Sylvie Readman
du 28 novembre 1987 au 20 décembre 1987 Don Quichotte et la photographie
« La vérité de Don Quichotte, elle n'est pas dans le rapport des mots au monde, mais dans cette mince et constante relation que les marques verbales tissent d'elles-mêmes à elles-mêmes. La fiction déçue des épopées est devenue le pouvoir représentatif du langage. Les mots viennent de se refermer sur leur nature de signes. »
– Michel Foucault, Les mots et les choses.
Dans un sens figuré, Don Quichottte est en fait un personnage qui s'est échappé de la littérature. Sa conception du monde s'est constituée à partir d'une accumulation de lectures qui ont fini par créer des images qu'il tente en vain de retrouver à travers toutes ses aventures. Ainsi chez ce personnage, les références sont inversées, sa vie devient un roman et les romans sont pour lui des documents historiques. C'est par ce procédé que Cervantes questionne les codes et concepts de la littérature, en particulier ceux des récits chevaleresques.
En reprenant fiction de ce personnage, je me suis mise à établir des parallèles avec la photographie. Pour Don Quichotte celle-ci se présente comme un prolongement du monde, mais dans sa quête incessante, il se bute constamment à la matérialité de l'image.

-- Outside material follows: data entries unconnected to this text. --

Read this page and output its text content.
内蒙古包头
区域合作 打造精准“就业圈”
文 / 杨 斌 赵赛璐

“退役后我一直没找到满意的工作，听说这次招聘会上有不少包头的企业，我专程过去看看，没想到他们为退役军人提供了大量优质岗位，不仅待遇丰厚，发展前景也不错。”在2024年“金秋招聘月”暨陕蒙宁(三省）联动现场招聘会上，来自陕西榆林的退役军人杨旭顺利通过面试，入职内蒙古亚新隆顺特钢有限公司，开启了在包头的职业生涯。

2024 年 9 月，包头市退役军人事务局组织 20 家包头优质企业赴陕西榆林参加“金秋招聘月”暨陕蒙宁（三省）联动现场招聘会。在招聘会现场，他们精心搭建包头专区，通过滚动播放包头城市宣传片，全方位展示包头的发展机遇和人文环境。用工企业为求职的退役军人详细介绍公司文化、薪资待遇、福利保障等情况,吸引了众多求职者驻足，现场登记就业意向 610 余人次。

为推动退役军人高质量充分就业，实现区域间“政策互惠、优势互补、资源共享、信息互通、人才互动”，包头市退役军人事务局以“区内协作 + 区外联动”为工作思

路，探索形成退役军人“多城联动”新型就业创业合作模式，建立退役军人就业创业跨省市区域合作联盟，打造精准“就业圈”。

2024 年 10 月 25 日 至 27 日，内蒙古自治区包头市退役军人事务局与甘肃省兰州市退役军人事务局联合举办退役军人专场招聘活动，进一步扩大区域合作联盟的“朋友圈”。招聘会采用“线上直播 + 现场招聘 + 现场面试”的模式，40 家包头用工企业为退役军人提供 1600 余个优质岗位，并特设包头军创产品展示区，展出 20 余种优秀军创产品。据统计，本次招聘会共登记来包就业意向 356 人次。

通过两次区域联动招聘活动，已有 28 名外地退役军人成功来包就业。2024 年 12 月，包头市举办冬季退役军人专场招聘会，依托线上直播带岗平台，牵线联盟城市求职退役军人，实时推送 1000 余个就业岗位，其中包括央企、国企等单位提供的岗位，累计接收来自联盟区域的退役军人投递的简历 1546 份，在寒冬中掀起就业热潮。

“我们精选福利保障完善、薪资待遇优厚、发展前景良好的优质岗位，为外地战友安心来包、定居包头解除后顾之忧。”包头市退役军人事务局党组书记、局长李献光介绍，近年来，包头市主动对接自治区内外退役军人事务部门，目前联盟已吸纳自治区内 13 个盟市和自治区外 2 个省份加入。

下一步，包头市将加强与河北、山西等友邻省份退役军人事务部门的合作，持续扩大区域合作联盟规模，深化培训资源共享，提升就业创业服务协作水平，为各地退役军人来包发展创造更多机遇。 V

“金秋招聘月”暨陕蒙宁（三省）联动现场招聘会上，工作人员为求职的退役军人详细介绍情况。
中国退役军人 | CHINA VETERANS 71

De part cette négation de la frontière entre le réel et l'imaginaire, Don Quichotte se présente ainsi comme une figure emblématique de mon champ d'intérêt en photographie axé sur l'indissociation de l'illusion et du réel.
Dans ce projet, ce personnage littéraire qu'est Don Quichotte est transposé en personnage photographique afin de tenter de poser un questionnement sur les codes et les concepts des pouvoirs poétiques de l'image photographique.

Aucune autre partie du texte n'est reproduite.